To find out, I emailed Midjourney; Stability AI, which makes Stable Diffusion; and OpenAI, which created DALL-E 2. Only Stability AI responded to my questions.

“It’s generally understood that within AI datasets, human images display hands less visibly than they do faces,” a Stability AI spokesperson told BuzzFeed News. “Hands also tend to be much smaller in the source images, as they are relatively rarely visible in large form.”

To understand more, I got in touch with Amelia Winger-Bearskin, an artist and an associate professor of AI and the arts at the University of Florida, who has been analyzing the aesthetics of AI art on her blog. “I am obsessed with this question!” Winger-Bearskin exclaimed on our video call.

Generative artificial intelligence that’s trained on billions of images scraped from the internet, Winger-Bearskin explained, does not really understand what a “hand” is, at least not in the way it connects anatomically to a human body.

“It’s just looking at how hands are represented” in the images that it has been trained on, she said. “Hands, in images, are quite nuanced,” she adds. “They’re usually holding on to something.

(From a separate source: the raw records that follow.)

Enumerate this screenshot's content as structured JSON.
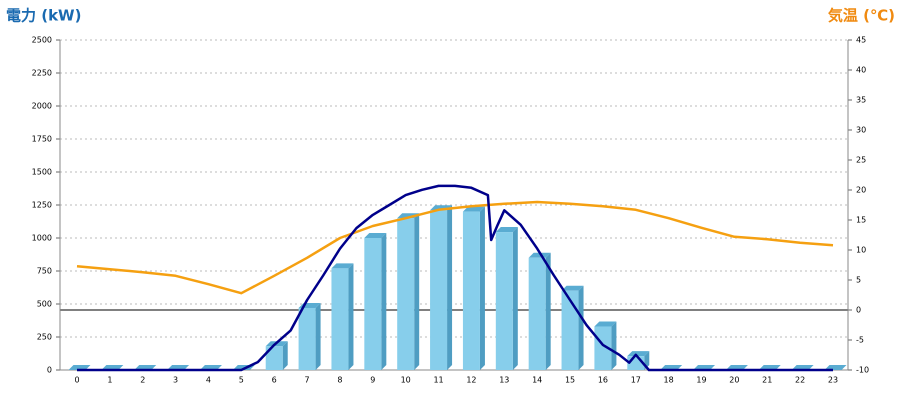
{
  "chart_data": {
    "type": "bar",
    "title": "電力 (kW)",
    "y2_title": "気温 (℃)",
    "categories": [
      0,
      1,
      2,
      3,
      4,
      5,
      6,
      7,
      8,
      9,
      10,
      11,
      12,
      13,
      14,
      15,
      16,
      17,
      18,
      19,
      20,
      21,
      22,
      23
    ],
    "ylim": [
      0,
      2500
    ],
    "yticks": [
      0,
      250,
      500,
      750,
      1000,
      1250,
      1500,
      1750,
      2000,
      2250,
      2500
    ],
    "y2lim": [
      -10,
      45
    ],
    "y2ticks": [
      -10,
      -5,
      0,
      5,
      10,
      15,
      20,
      25,
      30,
      35,
      40,
      45
    ],
    "grid": true,
    "series": [
      {
        "type": "bar",
        "color": "#87ceeb",
        "values": [
          0,
          0,
          0,
          0,
          0,
          0,
          180,
          470,
          770,
          1000,
          1150,
          1210,
          1200,
          1045,
          850,
          600,
          330,
          105,
          0,
          0,
          0,
          0,
          0,
          0
        ]
      },
      {
        "type": "line",
        "color": "#f5a011",
        "axis": "y2",
        "values": [
          7.3,
          6.8,
          6.3,
          5.7,
          4.3,
          2.8,
          5.7,
          8.7,
          12,
          14,
          15.3,
          16.7,
          17.3,
          17.7,
          18,
          17.7,
          17.3,
          16.7,
          15.3,
          13.7,
          12.2,
          11.8,
          11.2,
          10.8
        ]
      },
      {
        "type": "line",
        "color": "#00008b",
        "x": [
          0,
          5,
          5.5,
          6,
          6.5,
          7,
          7.5,
          8,
          8.5,
          9,
          9.5,
          10,
          10.5,
          11,
          11.5,
          12,
          12.5,
          12.6,
          12.8,
          13,
          13.5,
          14,
          14.5,
          15,
          15.5,
          16,
          16.5,
          16.8,
          17,
          17.4,
          23
        ],
        "values": [
          0,
          0,
          60,
          190,
          300,
          530,
          720,
          920,
          1075,
          1175,
          1250,
          1325,
          1365,
          1395,
          1395,
          1380,
          1325,
          985,
          1100,
          1210,
          1100,
          920,
          720,
          530,
          340,
          190,
          115,
          55,
          115,
          0,
          0
        ]
      }
    ]
  }
}
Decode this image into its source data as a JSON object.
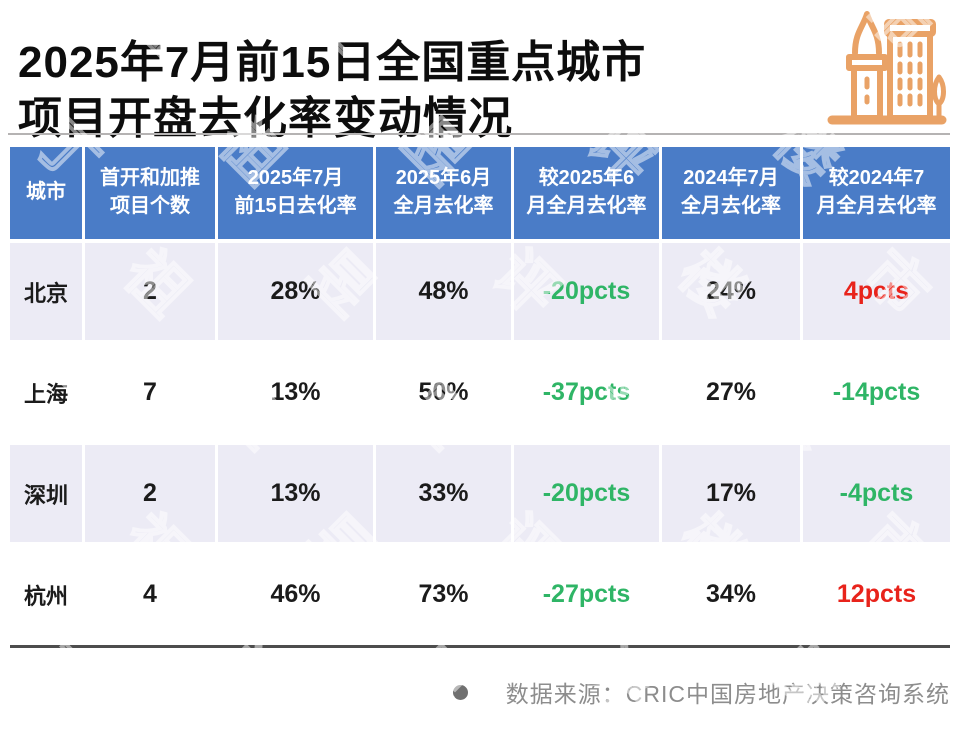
{
  "title": {
    "line1": "2025年7月前15日全国重点城市",
    "line2": "项目开盘去化率变动情况"
  },
  "watermark_text": "丁祖昱评楼市",
  "footer": {
    "source_text": "数据来源：CRIC中国房地产决策咨询系统"
  },
  "colors": {
    "header_bg": "#4a7cc7",
    "row_alt_bg": "#ecebf5",
    "positive_red": "#e8231b",
    "negative_green": "#2fb566",
    "icon_orange": "#e9a266",
    "footer_gray": "#8d8d8d"
  },
  "table": {
    "headers": [
      {
        "l1": "城市",
        "l2": ""
      },
      {
        "l1": "首开和加推",
        "l2": "项目个数"
      },
      {
        "l1": "2025年7月",
        "l2": "前15日去化率"
      },
      {
        "l1": "2025年6月",
        "l2": "全月去化率"
      },
      {
        "l1": "较2025年6",
        "l2": "月全月去化率"
      },
      {
        "l1": "2024年7月",
        "l2": "全月去化率"
      },
      {
        "l1": "较2024年7",
        "l2": "月全月去化率"
      }
    ],
    "rows": [
      {
        "city": "北京",
        "projects": "2",
        "rate_jul15": "28%",
        "rate_jun": "48%",
        "vs_jun": "-20pcts",
        "vs_jun_tone": "green",
        "rate_jul2024": "24%",
        "vs_jul2024": "4pcts",
        "vs_jul2024_tone": "red"
      },
      {
        "city": "上海",
        "projects": "7",
        "rate_jul15": "13%",
        "rate_jun": "50%",
        "vs_jun": "-37pcts",
        "vs_jun_tone": "green",
        "rate_jul2024": "27%",
        "vs_jul2024": "-14pcts",
        "vs_jul2024_tone": "green"
      },
      {
        "city": "深圳",
        "projects": "2",
        "rate_jul15": "13%",
        "rate_jun": "33%",
        "vs_jun": "-20pcts",
        "vs_jun_tone": "green",
        "rate_jul2024": "17%",
        "vs_jul2024": "-4pcts",
        "vs_jul2024_tone": "green"
      },
      {
        "city": "杭州",
        "projects": "4",
        "rate_jul15": "46%",
        "rate_jun": "73%",
        "vs_jun": "-27pcts",
        "vs_jun_tone": "green",
        "rate_jul2024": "34%",
        "vs_jul2024": "12pcts",
        "vs_jul2024_tone": "red"
      }
    ]
  },
  "chart_data": {
    "type": "table",
    "title": "2025年7月前15日全国重点城市项目开盘去化率变动情况",
    "columns": [
      "城市",
      "首开和加推项目个数",
      "2025年7月前15日去化率",
      "2025年6月全月去化率",
      "较2025年6月全月去化率",
      "2024年7月全月去化率",
      "较2024年7月全月去化率"
    ],
    "rows": [
      [
        "北京",
        2,
        "28%",
        "48%",
        "-20pcts",
        "24%",
        "4pcts"
      ],
      [
        "上海",
        7,
        "13%",
        "50%",
        "-37pcts",
        "27%",
        "-14pcts"
      ],
      [
        "深圳",
        2,
        "13%",
        "33%",
        "-20pcts",
        "17%",
        "-4pcts"
      ],
      [
        "杭州",
        4,
        "46%",
        "73%",
        "-27pcts",
        "34%",
        "12pcts"
      ]
    ],
    "source": "数据来源：CRIC中国房地产决策咨询系统"
  }
}
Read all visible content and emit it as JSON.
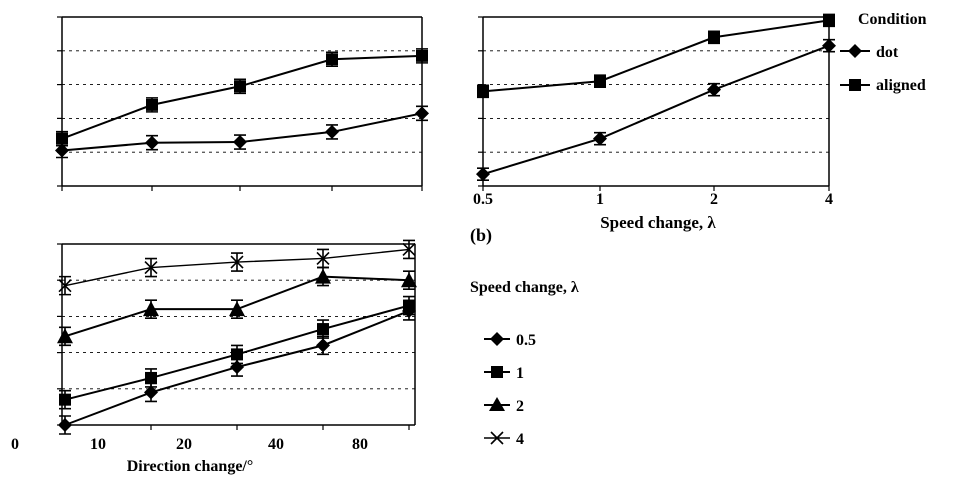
{
  "chart_data": [
    {
      "id": "a",
      "type": "line",
      "title": "",
      "panel_label": "",
      "xlabel": "",
      "ylabel": "",
      "x": [
        1,
        2,
        3,
        4,
        5
      ],
      "xtick_labels": [],
      "grid": "dashed horizontal",
      "series": [
        {
          "name": "dot",
          "marker": "diamond",
          "values": [
            1.05,
            1.28,
            1.3,
            1.6,
            2.15
          ]
        },
        {
          "name": "aligned",
          "marker": "square",
          "values": [
            1.4,
            2.4,
            2.95,
            3.75,
            3.85
          ]
        }
      ]
    },
    {
      "id": "b",
      "type": "line",
      "title": "",
      "panel_label": "(b)",
      "xlabel": "Speed change, λ",
      "ylabel": "",
      "x": [
        0.5,
        1,
        2,
        4
      ],
      "xtick_labels": [
        "0.5",
        "1",
        "2",
        "4"
      ],
      "xscale": "log",
      "grid": "dashed horizontal",
      "legend_title": "Condition",
      "legend_position": "right",
      "series": [
        {
          "name": "dot",
          "marker": "diamond",
          "values": [
            0.35,
            1.4,
            2.85,
            4.15
          ]
        },
        {
          "name": "aligned",
          "marker": "square",
          "values": [
            2.8,
            3.1,
            4.4,
            4.9
          ]
        }
      ]
    },
    {
      "id": "c",
      "type": "line",
      "title": "",
      "panel_label": "",
      "xlabel": "Direction change/°",
      "ylabel": "",
      "x": [
        5,
        15,
        30,
        55,
        90
      ],
      "xtick_labels": [
        "0",
        "10",
        "20",
        "40",
        "80"
      ],
      "grid": "dashed horizontal",
      "legend_title": "Speed change, λ",
      "legend_position": "right",
      "series": [
        {
          "name": "0.5",
          "marker": "diamond",
          "values": [
            0.0,
            0.9,
            1.6,
            2.2,
            3.15
          ]
        },
        {
          "name": "1",
          "marker": "square",
          "values": [
            0.7,
            1.3,
            1.95,
            2.65,
            3.3
          ]
        },
        {
          "name": "2",
          "marker": "triangle",
          "values": [
            2.45,
            3.2,
            3.2,
            4.1,
            4.0
          ]
        },
        {
          "name": "4",
          "marker": "x",
          "values": [
            3.85,
            4.35,
            4.5,
            4.6,
            4.85
          ]
        }
      ]
    }
  ]
}
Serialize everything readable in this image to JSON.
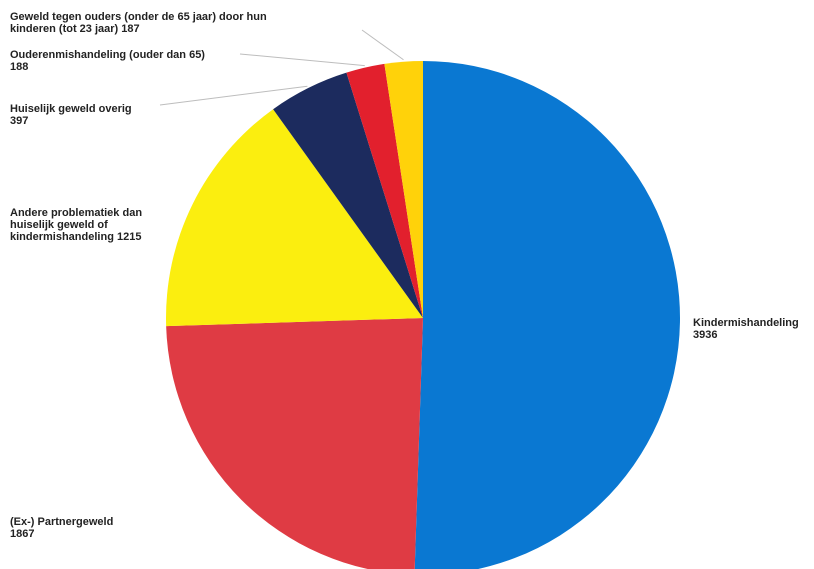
{
  "chart_data": {
    "type": "pie",
    "title": "",
    "slices": [
      {
        "label": "Kindermishandeling",
        "value": 3936,
        "color": "#0a78d2"
      },
      {
        "label": "(Ex-) Partnergeweld",
        "value": 1867,
        "color": "#df3b44"
      },
      {
        "label": "Andere problematiek dan huiselijk geweld of kindermishandeling",
        "value": 1215,
        "color": "#fbee0f"
      },
      {
        "label": "Huiselijk geweld overig",
        "value": 397,
        "color": "#1c2b5e"
      },
      {
        "label": "Ouderenmishandeling (ouder dan 65)",
        "value": 188,
        "color": "#e2202d"
      },
      {
        "label": "Geweld tegen ouders (onder de 65 jaar) door hun kinderen (tot 23 jaar)",
        "value": 187,
        "color": "#ffd20a"
      }
    ],
    "label_lines": [
      [
        "Kindermishandeling",
        "3936"
      ],
      [
        "(Ex-) Partnergeweld",
        "1867"
      ],
      [
        "Andere problematiek dan",
        "huiselijk geweld of",
        "kindermishandeling 1215"
      ],
      [
        "Huiselijk geweld overig",
        "397"
      ],
      [
        "Ouderenmishandeling (ouder dan 65)",
        "188"
      ],
      [
        "Geweld tegen ouders (onder de 65 jaar) door hun",
        "kinderen (tot 23 jaar) 187"
      ]
    ]
  }
}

Or sometimes, they’re holding on to another person.”

In the photographs, paintings, and screenshots that AI learns from, hands may be holding onto drapery or clutching a microphone. They may be waving or facing the camera in a way where just a few fingers are visible. Or they may be balled up into fists where no fingers are visible.

“In images, hands are rarely like this,” Winger-Bearskin said, holding up her hands with fingers spread apart. “If they were like this in all images, the AI would be able to reproduce them perfectly.” AI, she said, needs to understand what it is to have a human body, how exactly hands are connected to it, and what their constraints are.

The human hand has always been a thorn in artists’ sides. So much so, that Renaissance legend Leonardo DiVinci actually made a point to study the human hand in order to perfect recreating it.

Michelangelo and Leonardo are rumored to have dissected cadavers in order to better understand the human body.

Let’s hope AI doesn’t have to go quite that far, and can figure out how to draw a proper human hand with some updated coding.